La culture sociale et la société patriarcale comme obstacles

Nousrath Bhugeloo admet l’existence à Maurice d’obstacles qui empêchent la femme d’accéder aux conseils d’administration. Ce sont, entre autres, la culture sociale et la société patriarcale dans lesquelles la femme est élevée, son manque de confiance et un manque de mentor pour l’aider à gravir les échelons.

Elle estime toutefois que la situation n’est pas irréversible. «Il nous faut développer une culture d’entreprise qui incite la femme à migrer de l’encadrement intermédiaire vers un niveau supérieur de l’administration. Il devrait y avoir plus de conseillers expérimentés capables d’accompagner les femmes à gravir les échelons de l’administration d’une société».

Caroline Rault: d’ingénieur à General Manager

Caroline Rault a été nommée au poste de General Manager de Maurilait, filiale du groupe Eclosia, en janvier 2017. Prendre de telles responsabilités dans un environnement professionnel dominé par les hommes ne lui fait pas peur.

Pour elle, la présence de la femme au sein du conseil d’administration devrait s’inscrire dans le cours normal du parcours de toute femme professionnelle. «Ce qui m’importe, ce sont les compétences, le travail et les résultats qui sont reconnus, quel que soit le genre», dit-elle d’emblée. Et d’ajouter qu’une femme doit avoir confiance en elle et travailler au développement de ses compétences et de son leadership.

Capacités dans le domaine de la communication et de l’organisation

Diplômée d’ingénieur agro-alimentaire de l’ENITIA à Nantes et détentrice d’un MBA, Caroline Rault pense qu’aujourd’hui ce sont bien les compétences et les capacités qui prévalent sur tout autre aspect.

«Les qualités que j’observe chez les femmes professionnelles touchent souvent à une intelligence émotionnelle développée et des capacités dans le domaine de la communication et de l’organisation. Ces qualités sont en grande demande. Les femmes professionnelles doivent en mesurer la pertinence et en tirer profit.» 

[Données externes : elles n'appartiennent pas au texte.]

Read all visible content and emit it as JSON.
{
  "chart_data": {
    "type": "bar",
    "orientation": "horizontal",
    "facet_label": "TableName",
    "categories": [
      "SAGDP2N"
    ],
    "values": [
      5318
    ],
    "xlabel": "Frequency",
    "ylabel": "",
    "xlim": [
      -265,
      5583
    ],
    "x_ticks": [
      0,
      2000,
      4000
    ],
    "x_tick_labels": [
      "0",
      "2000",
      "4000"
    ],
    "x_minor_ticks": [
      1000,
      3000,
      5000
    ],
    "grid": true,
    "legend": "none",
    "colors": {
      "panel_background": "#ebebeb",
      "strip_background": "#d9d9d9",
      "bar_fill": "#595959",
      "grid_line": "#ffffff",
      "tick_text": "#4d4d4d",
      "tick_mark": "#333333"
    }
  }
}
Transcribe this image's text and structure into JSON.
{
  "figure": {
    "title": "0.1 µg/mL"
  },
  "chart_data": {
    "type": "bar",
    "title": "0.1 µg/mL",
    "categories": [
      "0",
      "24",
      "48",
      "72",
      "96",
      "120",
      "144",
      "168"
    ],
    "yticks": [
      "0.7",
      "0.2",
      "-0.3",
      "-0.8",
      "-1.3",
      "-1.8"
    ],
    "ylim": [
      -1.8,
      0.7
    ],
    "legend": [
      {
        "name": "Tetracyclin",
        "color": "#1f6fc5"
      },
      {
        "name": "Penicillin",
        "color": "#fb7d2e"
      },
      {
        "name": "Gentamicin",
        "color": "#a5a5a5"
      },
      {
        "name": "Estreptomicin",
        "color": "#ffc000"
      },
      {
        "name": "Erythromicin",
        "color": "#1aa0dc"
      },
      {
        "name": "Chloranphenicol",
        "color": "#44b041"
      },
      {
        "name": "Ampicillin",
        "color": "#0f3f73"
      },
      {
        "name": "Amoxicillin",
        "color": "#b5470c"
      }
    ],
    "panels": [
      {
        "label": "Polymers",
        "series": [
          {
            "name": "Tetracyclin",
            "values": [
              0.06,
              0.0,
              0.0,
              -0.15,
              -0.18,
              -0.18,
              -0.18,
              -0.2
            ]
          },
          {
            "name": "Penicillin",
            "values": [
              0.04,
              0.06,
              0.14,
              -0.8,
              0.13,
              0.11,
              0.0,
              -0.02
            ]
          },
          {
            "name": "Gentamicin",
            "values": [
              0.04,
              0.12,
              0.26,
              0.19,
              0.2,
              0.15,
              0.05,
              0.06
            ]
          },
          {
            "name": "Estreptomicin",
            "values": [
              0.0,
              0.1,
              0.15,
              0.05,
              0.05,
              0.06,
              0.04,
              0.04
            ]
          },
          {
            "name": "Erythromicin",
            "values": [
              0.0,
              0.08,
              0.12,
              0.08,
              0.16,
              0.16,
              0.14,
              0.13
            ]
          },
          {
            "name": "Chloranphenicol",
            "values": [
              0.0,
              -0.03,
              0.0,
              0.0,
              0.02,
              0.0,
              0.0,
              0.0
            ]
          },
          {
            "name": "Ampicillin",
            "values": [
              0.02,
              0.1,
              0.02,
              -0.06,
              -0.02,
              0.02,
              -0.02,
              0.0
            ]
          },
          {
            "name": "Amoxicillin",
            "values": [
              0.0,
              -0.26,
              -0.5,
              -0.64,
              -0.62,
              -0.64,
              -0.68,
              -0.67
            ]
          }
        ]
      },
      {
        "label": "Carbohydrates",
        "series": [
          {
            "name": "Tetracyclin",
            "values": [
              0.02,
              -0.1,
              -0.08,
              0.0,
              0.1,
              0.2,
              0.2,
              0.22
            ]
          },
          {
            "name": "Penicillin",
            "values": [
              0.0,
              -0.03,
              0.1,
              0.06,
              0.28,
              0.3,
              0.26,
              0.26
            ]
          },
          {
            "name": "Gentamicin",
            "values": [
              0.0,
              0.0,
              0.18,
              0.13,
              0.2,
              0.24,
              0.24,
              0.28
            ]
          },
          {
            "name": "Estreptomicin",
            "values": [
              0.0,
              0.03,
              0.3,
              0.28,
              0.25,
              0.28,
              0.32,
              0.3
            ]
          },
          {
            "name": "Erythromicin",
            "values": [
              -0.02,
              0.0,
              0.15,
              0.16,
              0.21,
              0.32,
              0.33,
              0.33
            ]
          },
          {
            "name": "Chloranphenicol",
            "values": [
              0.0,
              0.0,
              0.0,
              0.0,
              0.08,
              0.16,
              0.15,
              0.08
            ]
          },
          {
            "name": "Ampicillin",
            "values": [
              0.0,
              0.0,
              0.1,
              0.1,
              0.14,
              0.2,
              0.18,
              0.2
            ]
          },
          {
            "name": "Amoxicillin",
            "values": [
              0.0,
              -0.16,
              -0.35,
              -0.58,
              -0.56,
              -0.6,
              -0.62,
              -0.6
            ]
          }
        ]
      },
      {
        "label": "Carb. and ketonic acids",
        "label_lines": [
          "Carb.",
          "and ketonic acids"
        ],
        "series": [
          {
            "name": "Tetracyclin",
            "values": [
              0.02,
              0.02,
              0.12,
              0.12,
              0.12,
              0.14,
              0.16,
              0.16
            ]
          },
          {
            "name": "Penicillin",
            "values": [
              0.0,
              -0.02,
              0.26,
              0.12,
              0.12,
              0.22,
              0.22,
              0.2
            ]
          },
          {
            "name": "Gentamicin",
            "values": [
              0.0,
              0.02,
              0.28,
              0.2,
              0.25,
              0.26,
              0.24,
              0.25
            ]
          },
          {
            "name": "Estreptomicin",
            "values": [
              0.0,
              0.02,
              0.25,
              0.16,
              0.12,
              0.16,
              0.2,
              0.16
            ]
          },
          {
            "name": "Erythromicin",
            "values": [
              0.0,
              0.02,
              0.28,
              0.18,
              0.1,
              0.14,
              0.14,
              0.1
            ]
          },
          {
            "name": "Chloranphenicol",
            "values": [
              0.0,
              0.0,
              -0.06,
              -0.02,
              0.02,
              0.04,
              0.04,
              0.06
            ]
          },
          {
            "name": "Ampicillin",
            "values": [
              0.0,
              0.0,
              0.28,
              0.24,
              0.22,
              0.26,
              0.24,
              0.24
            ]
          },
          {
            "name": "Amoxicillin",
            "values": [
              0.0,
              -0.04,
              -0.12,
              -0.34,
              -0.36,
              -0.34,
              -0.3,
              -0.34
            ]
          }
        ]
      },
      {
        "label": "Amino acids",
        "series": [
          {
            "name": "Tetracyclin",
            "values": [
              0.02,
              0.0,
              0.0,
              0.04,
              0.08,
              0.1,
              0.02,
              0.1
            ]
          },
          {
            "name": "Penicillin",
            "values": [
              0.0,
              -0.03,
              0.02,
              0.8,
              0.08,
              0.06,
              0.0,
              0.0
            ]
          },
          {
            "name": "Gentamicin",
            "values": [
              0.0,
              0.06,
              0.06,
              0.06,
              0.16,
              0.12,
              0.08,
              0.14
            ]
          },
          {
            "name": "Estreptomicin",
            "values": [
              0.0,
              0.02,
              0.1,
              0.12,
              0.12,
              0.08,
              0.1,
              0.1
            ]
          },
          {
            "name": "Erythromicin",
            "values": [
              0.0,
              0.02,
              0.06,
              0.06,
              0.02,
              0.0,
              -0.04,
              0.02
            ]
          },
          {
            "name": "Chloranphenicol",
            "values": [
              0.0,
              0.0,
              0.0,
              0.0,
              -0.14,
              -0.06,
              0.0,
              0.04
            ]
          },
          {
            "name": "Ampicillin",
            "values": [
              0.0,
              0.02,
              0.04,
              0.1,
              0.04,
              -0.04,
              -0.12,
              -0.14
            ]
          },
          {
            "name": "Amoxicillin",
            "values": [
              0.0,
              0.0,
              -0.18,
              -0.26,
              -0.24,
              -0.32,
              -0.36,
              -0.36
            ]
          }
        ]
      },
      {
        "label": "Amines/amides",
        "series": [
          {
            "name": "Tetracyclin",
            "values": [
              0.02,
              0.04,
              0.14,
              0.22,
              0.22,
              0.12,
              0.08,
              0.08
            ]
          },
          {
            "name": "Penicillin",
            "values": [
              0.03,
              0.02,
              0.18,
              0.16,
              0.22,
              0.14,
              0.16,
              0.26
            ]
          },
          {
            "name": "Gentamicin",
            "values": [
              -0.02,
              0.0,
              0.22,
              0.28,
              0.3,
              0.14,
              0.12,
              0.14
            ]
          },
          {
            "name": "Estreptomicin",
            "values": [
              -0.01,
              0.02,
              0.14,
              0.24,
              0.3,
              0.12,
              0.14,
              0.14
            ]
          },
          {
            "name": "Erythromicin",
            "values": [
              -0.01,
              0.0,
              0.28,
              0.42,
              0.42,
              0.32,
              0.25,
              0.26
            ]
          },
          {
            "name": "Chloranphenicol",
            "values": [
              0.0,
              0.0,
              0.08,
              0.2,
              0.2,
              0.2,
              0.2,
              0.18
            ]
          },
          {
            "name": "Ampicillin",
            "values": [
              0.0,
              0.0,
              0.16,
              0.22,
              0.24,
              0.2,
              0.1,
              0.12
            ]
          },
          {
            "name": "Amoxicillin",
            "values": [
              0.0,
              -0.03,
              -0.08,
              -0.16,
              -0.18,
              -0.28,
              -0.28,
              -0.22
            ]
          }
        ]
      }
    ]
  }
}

Pas de souvenir de rejet ou de remarques sexistes

Comment se présentent les relations avec ses collègues masculins lors des réunions du conseil d’administration ? Elle confie qu’elle s’est trouvée dans des situations qu’elle qualifie d’amusantes où «ne sachant quelle était ma fonction, on m’a demandé si j’étais la secrétaire ou si je pouvais prendre les notes du déroulement des réunions».Toutefois, elle dit ne pas avoir souvenir de cas de rejet ou de remarques sexistes. 

Caroline Rault observe que de plus en plus de femmes accèdent à des postes de responsabilité et sont plus présentes au sein des conseils d’administration. Cela, à son avis, va dans le sens d’une plus grande diversité et contribue à des échanges plus riches. 

Se faire aider par un mentor, par son conjoint et sa famille, une nécessité

Pour Caroline Rault, une femme qui souhaite occuper un poste à responsabilité devrait accepter l’idée qu’elle doit se faire aider par un mentor, par son conjoint et sa famille. «Elle doit repousser l’idée qu’elle peut tout faire toute seule en espérant que la perfection serait au rendez-vous dans tous les domaines.» 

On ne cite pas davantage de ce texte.